A No-Code Environment Brings AI To The Business User
Last year, a financial services company we worked with was able to scale its credit risk analyst team from covering 130 companies to over 2,600 companies, while maintaining their team size of 25. How did they do it? They automated the manual credit research workflow to enable analysts to flag risks in real time with artificial intelligence (AI). Now the analysts focus on making decisions about risk, rather than researching.
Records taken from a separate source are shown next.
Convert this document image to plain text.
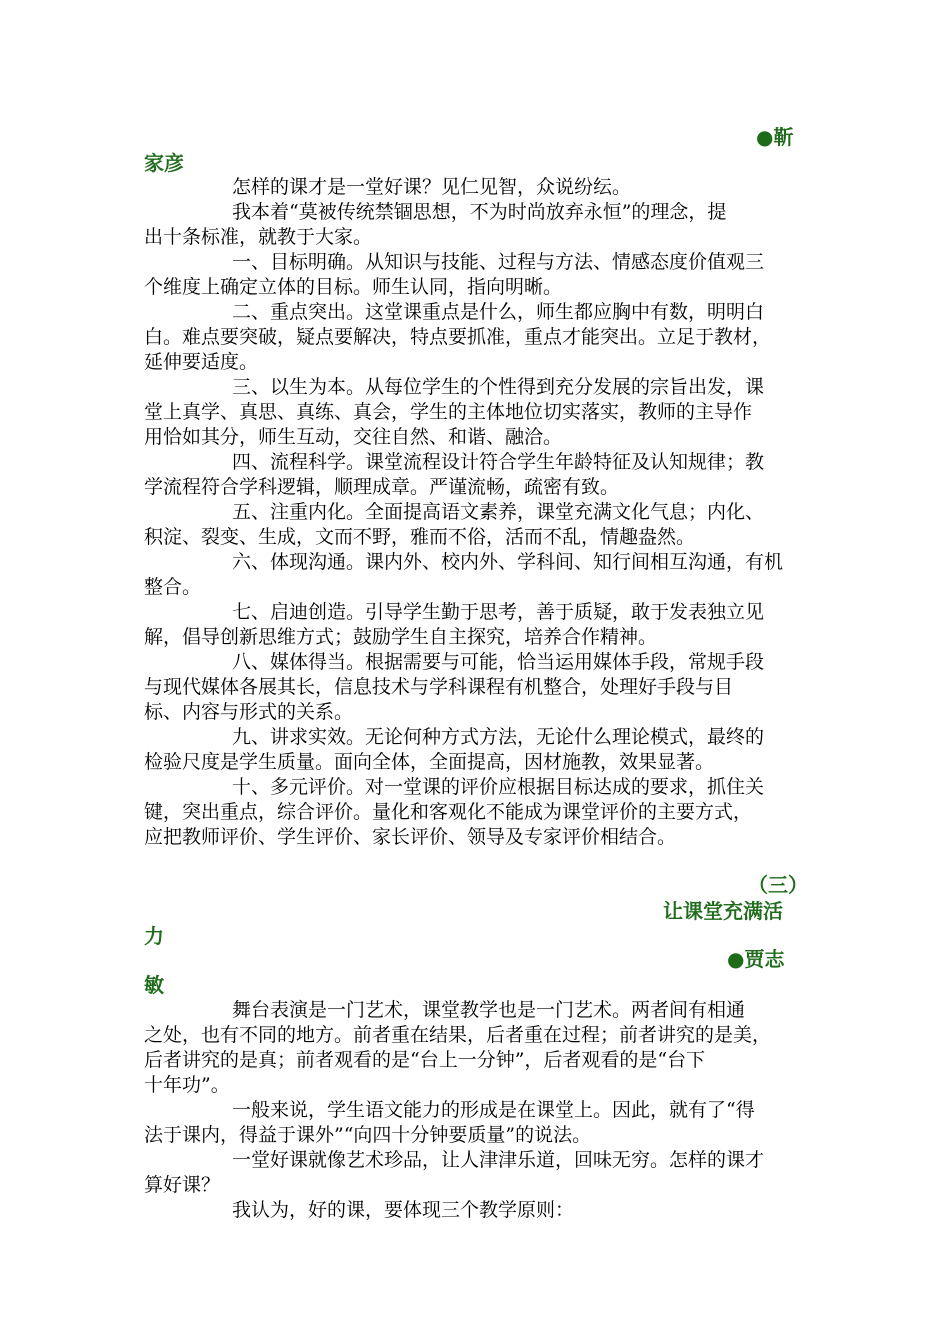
●靳
家彦
怎样的课才是一堂好课？见仁见智，众说纷纭。
我本着“莫被传统禁锢思想，不为时尚放弃永恒”的理念，提
出十条标准，就教于大家。
一、目标明确。从知识与技能、过程与方法、情感态度价值观三
个维度上确定立体的目标。师生认同，指向明晰。
二、重点突出。这堂课重点是什么，师生都应胸中有数，明明白
白。难点要突破，疑点要解决，特点要抓准，重点才能突出。立足于教材，
延伸要适度。
三、以生为本。从每位学生的个性得到充分发展的宗旨出发，课
堂上真学、真思、真练、真会，学生的主体地位切实落实，教师的主导作
用恰如其分，师生互动，交往自然、和谐、融洽。
四、流程科学。课堂流程设计符合学生年龄特征及认知规律；教
学流程符合学科逻辑，顺理成章。严谨流畅，疏密有致。
五、注重内化。全面提高语文素养，课堂充满文化气息；内化、
积淀、裂变、生成，文而不野，雅而不俗，活而不乱，情趣盎然。
六、体现沟通。课内外、校内外、学科间、知行间相互沟通，有机
整合。
七、启迪创造。引导学生勤于思考，善于质疑，敢于发表独立见
解，倡导创新思维方式；鼓励学生自主探究，培养合作精神。
八、媒体得当。根据需要与可能，恰当运用媒体手段，常规手段
与现代媒体各展其长，信息技术与学科课程有机整合，处理好手段与目
标、内容与形式的关系。
九、讲求实效。无论何种方式方法，无论什么理论模式，最终的
检验尺度是学生质量。面向全体，全面提高，因材施教，效果显著。
十、多元评价。对一堂课的评价应根据目标达成的要求，抓住关
键，突出重点，综合评价。量化和客观化不能成为课堂评价的主要方式，
应把教师评价、学生评价、家长评价、领导及专家评价相结合。
（三）
让课堂充满活
力
●贾志
敏
舞台表演是一门艺术，课堂教学也是一门艺术。两者间有相通
之处，也有不同的地方。前者重在结果，后者重在过程；前者讲究的是美，
后者讲究的是真；前者观看的是“台上一分钟”，后者观看的是“台下
十年功”。
一般来说，学生语文能力的形成是在课堂上。因此，就有了“得
法于课内，得益于课外”“向四十分钟要质量”的说法。
一堂好课就像艺术珍品，让人津津乐道，回味无穷。怎样的课才
算好课？
我认为，好的课，要体现三个教学原则：
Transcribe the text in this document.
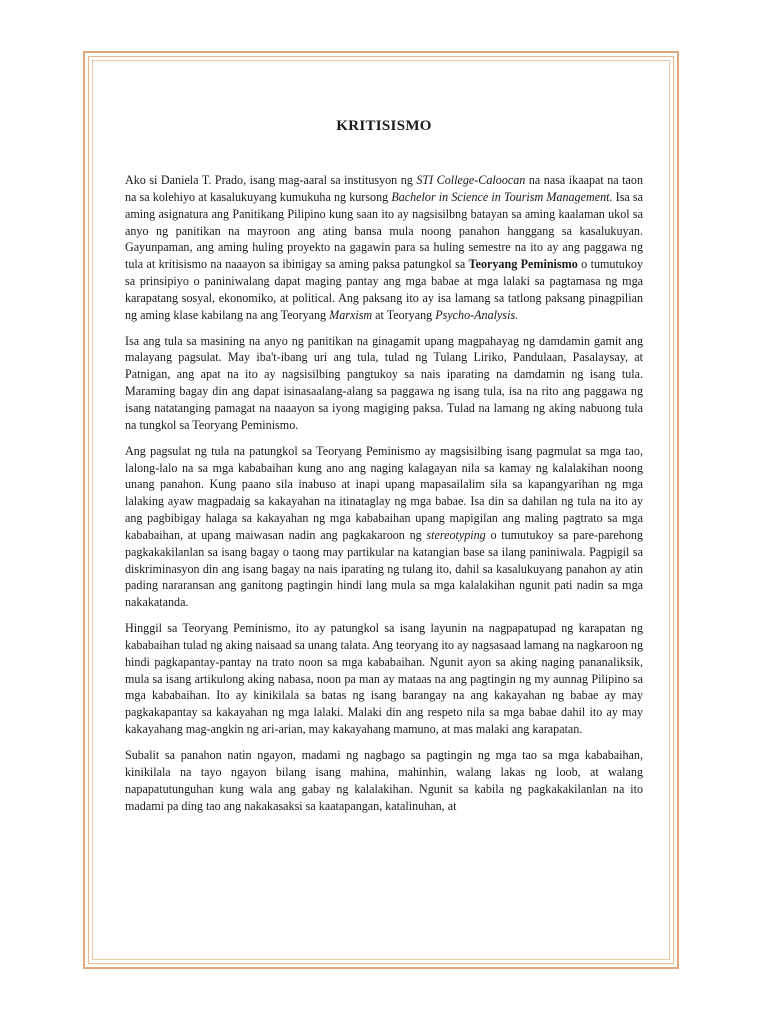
KRITISISMO

Ako si Daniela T. Prado, isang mag-aaral sa institusyon ng STI College-Caloocan na nasa ikaapat na taon na sa kolehiyo at kasalukuyang kumukuha ng kursong Bachelor in Science in Tourism Management. Isa sa aming asignatura ang Panitikang Pilipino kung saan ito ay nagsisilbng batayan sa aming kaalaman ukol sa anyo ng panitikan na mayroon ang ating bansa mula noong panahon hanggang sa kasalukuyan. Gayunpaman, ang aming huling proyekto na gagawin para sa huling semestre na ito ay ang paggawa ng tula at kritisismo na naaayon sa ibinigay sa aming paksa patungkol sa Teoryang Peminismo o tumutukoy sa prinsipiyo o paniniwalang dapat maging pantay ang mga babae at mga lalaki sa pagtamasa ng mga karapatang sosyal, ekonomiko, at political. Ang paksang ito ay isa lamang sa tatlong paksang pinagpilian ng aming klase kabilang na ang Teoryang Marxism at Teoryang Psycho-Analysis.

Isa ang tula sa masining na anyo ng panitikan na ginagamit upang magpahayag ng damdamin gamit ang malayang pagsulat. May iba't-ibang uri ang tula, tulad ng Tulang Liriko, Pandulaan, Pasalaysay, at Patnigan, ang apat na ito ay nagsisilbing pangtukoy sa nais iparating na damdamin ng isang tula. Maraming bagay din ang dapat isinasaalang-alang sa paggawa ng isang tula, isa na rito ang paggawa ng isang natatanging pamagat na naaayon sa iyong magiging paksa. Tulad na lamang ng aking nabuong tula na tungkol sa Teoryang Peminismo.

Ang pagsulat ng tula na patungkol sa Teoryang Peminismo ay magsisilbing isang pagmulat sa mga tao, lalong-lalo na sa mga kababaihan kung ano ang naging kalagayan nila sa kamay ng kalalakihan noong unang panahon. Kung paano sila inabuso at inapi upang mapasailalim sila sa kapangyarihan ng mga lalaking ayaw magpadaig sa kakayahan na itinataglay ng mga babae. Isa din sa dahilan ng tula na ito ay ang pagbibigay halaga sa kakayahan ng mga kababaihan upang mapigilan ang maling pagtrato sa mga kababaihan, at upang maiwasan nadin ang pagkakaroon ng stereotyping o tumutukoy sa pare-parehong pagkakakilanlan sa isang bagay o taong may partikular na katangian base sa ilang paniniwala. Pagpigil sa diskriminasyon din ang isang bagay na nais iparating ng tulang ito, dahil sa kasalukuyang panahon ay atin pading nararansan ang ganitong pagtingin hindi lang mula sa mga kalalakihan ngunit pati nadin sa mga nakakatanda.

Hinggil sa Teoryang Peminismo, ito ay patungkol sa isang layunin na nagpapatupad ng karapatan ng kababaihan tulad ng aking naisaad sa unang talata. Ang teoryang ito ay nagsasaad lamang na nagkaroon ng hindi pagkapantay-pantay na trato noon sa mga kababaihan. Ngunit ayon sa aking naging pananaliksik, mula sa isang artikulong aking nabasa, noon pa man ay mataas na ang pagtingin ng my aunnag Pilipino sa mga kababaihan. Ito ay kinikilala sa batas ng isang barangay na ang kakayahan ng babae ay may pagkakapantay sa kakayahan ng mga lalaki. Malaki din ang respeto nila sa mga babae dahil ito ay may kakayahang mag-angkin ng ari-arian, may kakayahang mamuno, at mas malaki ang karapatan.

Subalit sa panahon natin ngayon, madami ng nagbago sa pagtingin ng mga tao sa mga kababaihan, kinikilala na tayo ngayon bilang isang mahina, mahinhin, walang lakas ng loob, at walang napapatutunguhan kung wala ang gabay ng kalalakihan. Ngunit sa kabila ng pagkakakilanlan na ito madami pa ding tao ang nakakasaksi sa kaatapangan, katalinuhan, at
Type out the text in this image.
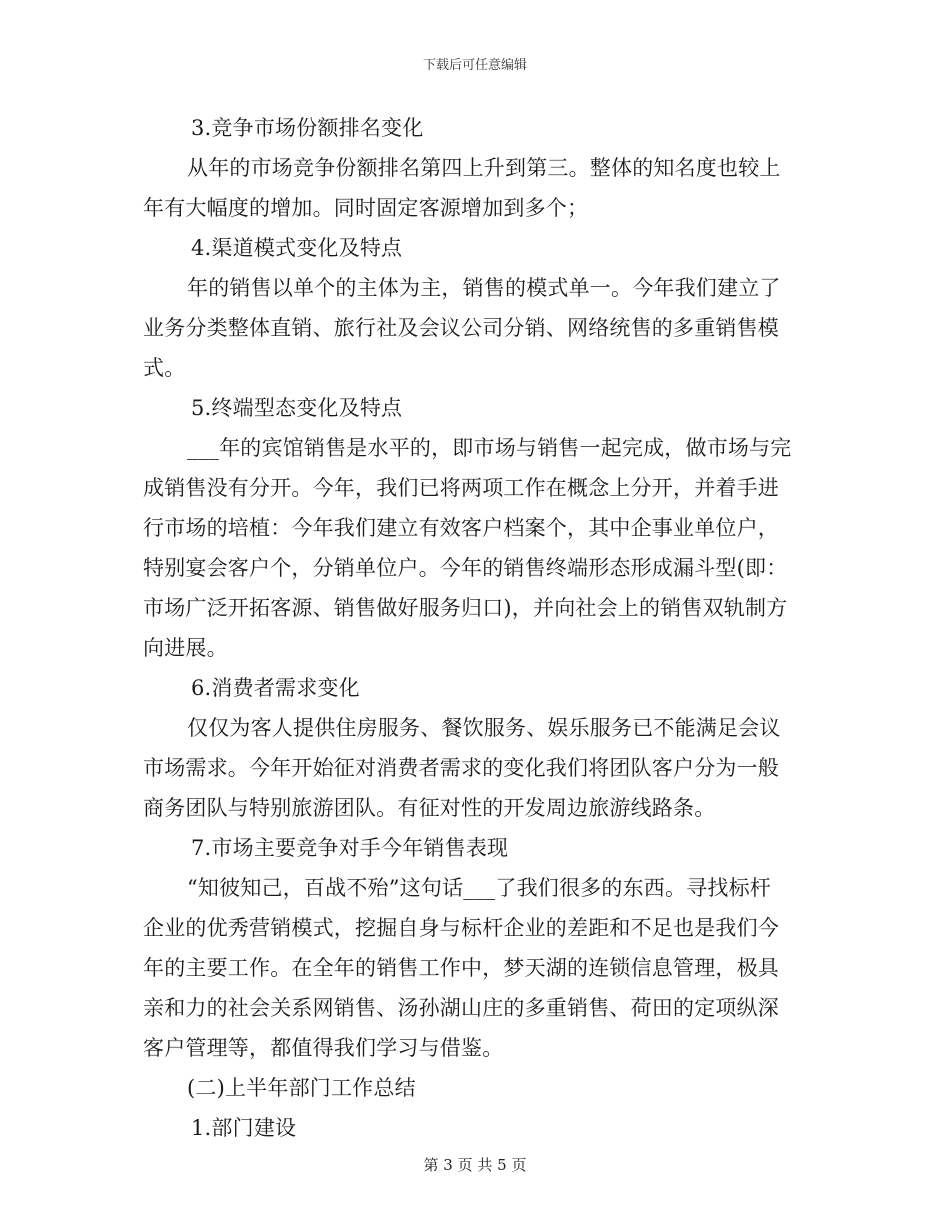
下载后可任意编辑
3.竞争市场份额排名变化
从年的市场竞争份额排名第四上升到第三。整体的知名度也较上
年有大幅度的增加。同时固定客源增加到多个；
4.渠道模式变化及特点
年的销售以单个的主体为主，销售的模式单一。今年我们建立了
业务分类整体直销、旅行社及会议公司分销、网络统售的多重销售模
式。
5.终端型态变化及特点
___年的宾馆销售是水平的，即市场与销售一起完成，做市场与完
成销售没有分开。今年，我们已将两项工作在概念上分开，并着手进
行市场的培植：今年我们建立有效客户档案个，其中企事业单位户，
特别宴会客户个，分销单位户。今年的销售终端形态形成漏斗型(即：
市场广泛开拓客源、销售做好服务归口)，并向社会上的销售双轨制方
向进展。
6.消费者需求变化
仅仅为客人提供住房服务、餐饮服务、娱乐服务已不能满足会议
市场需求。今年开始征对消费者需求的变化我们将团队客户分为一般
商务团队与特别旅游团队。有征对性的开发周边旅游线路条。
7.市场主要竞争对手今年销售表现
“知彼知己，百战不殆”这句话___了我们很多的东西。寻找标杆
企业的优秀营销模式，挖掘自身与标杆企业的差距和不足也是我们今
年的主要工作。在全年的销售工作中，梦天湖的连锁信息管理，极具
亲和力的社会关系网销售、汤孙湖山庄的多重销售、荷田的定项纵深
客户管理等，都值得我们学习与借鉴。
(二)上半年部门工作总结
1.部门建设
第 3 页 共 5 页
This type of transformational change has emerged in the finance industry in recent years, with a variety of fintech startups providing solutions, but it's not widespread among business end users yet. AI-powered efficiency gains mean businesses are becoming nimbler, making faster and better decisions and, importantly, saving time and money. Yet many financial services companies are still working with highly manual processes that require significant time. Risk managers, underwriters, lenders and other business analysts are heavily reliant on their data scientist and IT teams to model automated processes for them. Creating and implementing a single automated solution may take months or years, so IT and data science teams at financial service organizations routinely face backlogs of requests. It is typical for a financial analyst to wait 12-18 months for a process to be automated by IT.
It's not that IT and data scientists are taking too many coffee breaks. Unfortunately, writing code, cleaning, categorizing and structuring data all take time. To make matters worse, employers cannot hire data scientists fast enough. There is a massive shortage of qualified data scientists across industries. LinkedIn's 2018 jobs report found there were more than 150,000 unfilled data science jobs.